On 9/6/24 11:30 AM, Jin Ma wrote:
When we use flto, the function list of rvv will be generated twice,
once in the cc1 phase and once in the lto phase. However, due to
the different generation methods, the two lists are different.
For example, when there is no zvfh or zvfhmin in arch, it is
generated by calling function "riscv_pragma_intrinsic". since the
TARGET_VECTOR_ELEN_FP_16 is enabled before rvv function generation,
a list of rvv functions related to float16 will be generated. In
the lto phase, the rvv function list is generated only by calling
the function "riscv_init_builtins", but the TARGET_VECTOR_ELEN_FP_16
is disabled, so that the float16-related rvv function list cannot
be generated like cc1. This will cause confusion, resulting in
matching tothe wrong function due to inconsistent fcode in the lto
phase, eventually leading to ICE.
So I think we should be consistent with their generated lists, which
is exactly what this patch does.
But there is still a problem here. If we use "-fchecking", we still
have ICE. This is because in the lto phase, after the rvv function
list is generated and before the expand_builtin, the ggc_grow will
be called to clean up the memory, resulting in
"(* registered_functions)[code]->decl" being cleaned up to
"<ggc_freed 0x7ffff6830c00>, and finally ICE".
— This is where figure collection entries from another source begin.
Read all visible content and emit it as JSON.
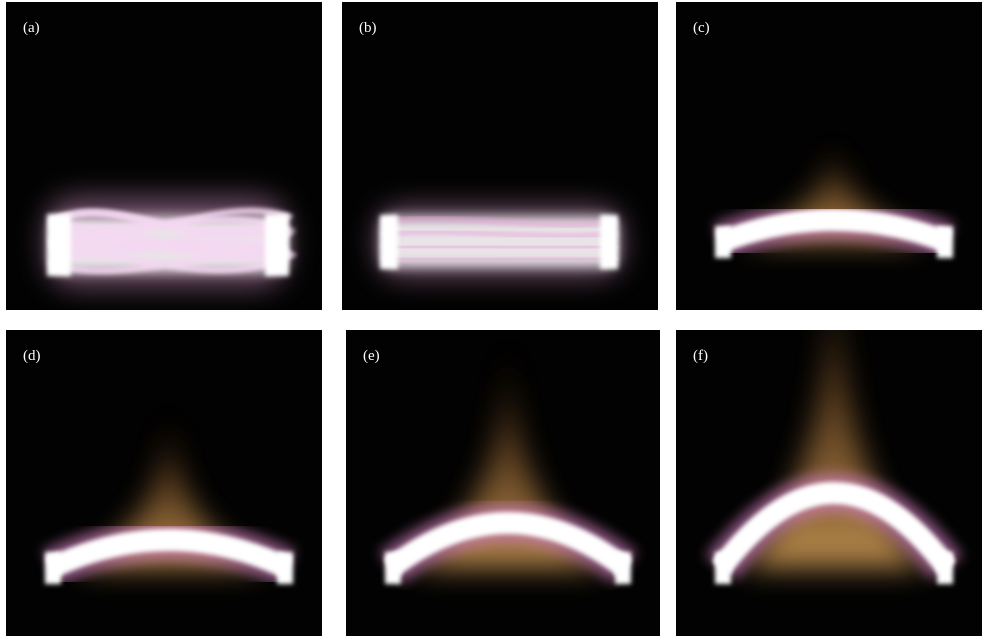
{
  "panels": [
    {
      "label": "(a)"
    },
    {
      "label": "(b)"
    },
    {
      "label": "(c)"
    },
    {
      "label": "(d)"
    },
    {
      "label": "(e)"
    },
    {
      "label": "(f)"
    }
  ]
}
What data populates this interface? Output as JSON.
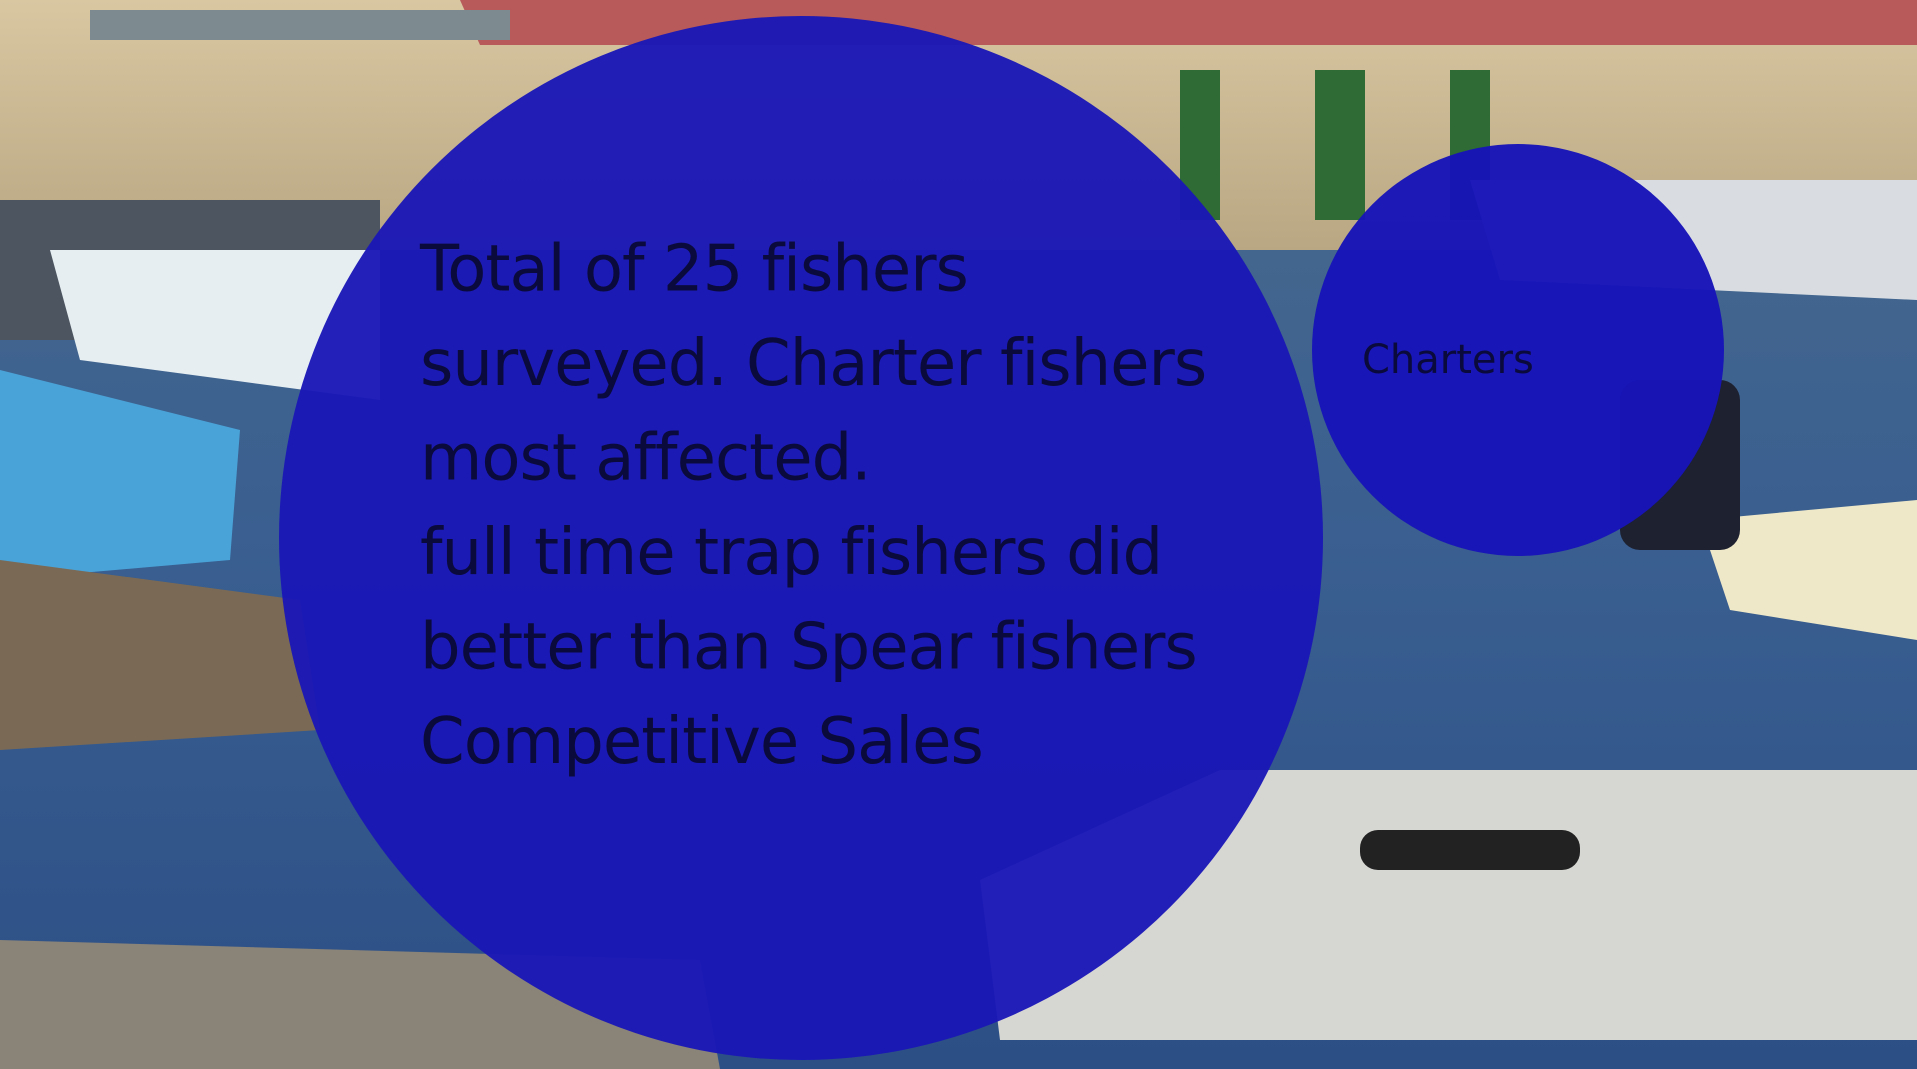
{
  "slide": {
    "main_text": [
      "Total of 25 fishers",
      "surveyed. Charter fishers",
      "most affected.",
      "full time trap fishers did",
      "better than Spear fishers",
      "Competitive Sales"
    ],
    "side_label": "Charters"
  }
}
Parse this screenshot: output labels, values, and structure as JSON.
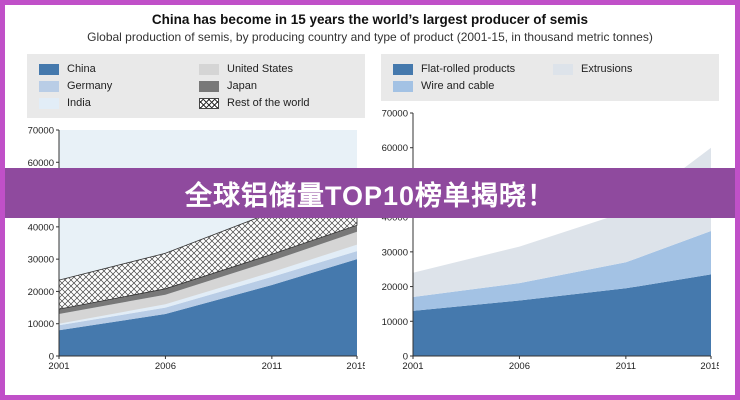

I think this is wrong and needs to be fixed, maybe we shouldn't
use "ggc_alloc<registered_function> ()", or is there another better
way to implement it?
In general allocating things with the collector API is safe.
But it's ultimately a garbage collector, so if the object is not
reachable via the registered GC roots, then it'll get collected. This
is the most common issue that folks run into.
jeff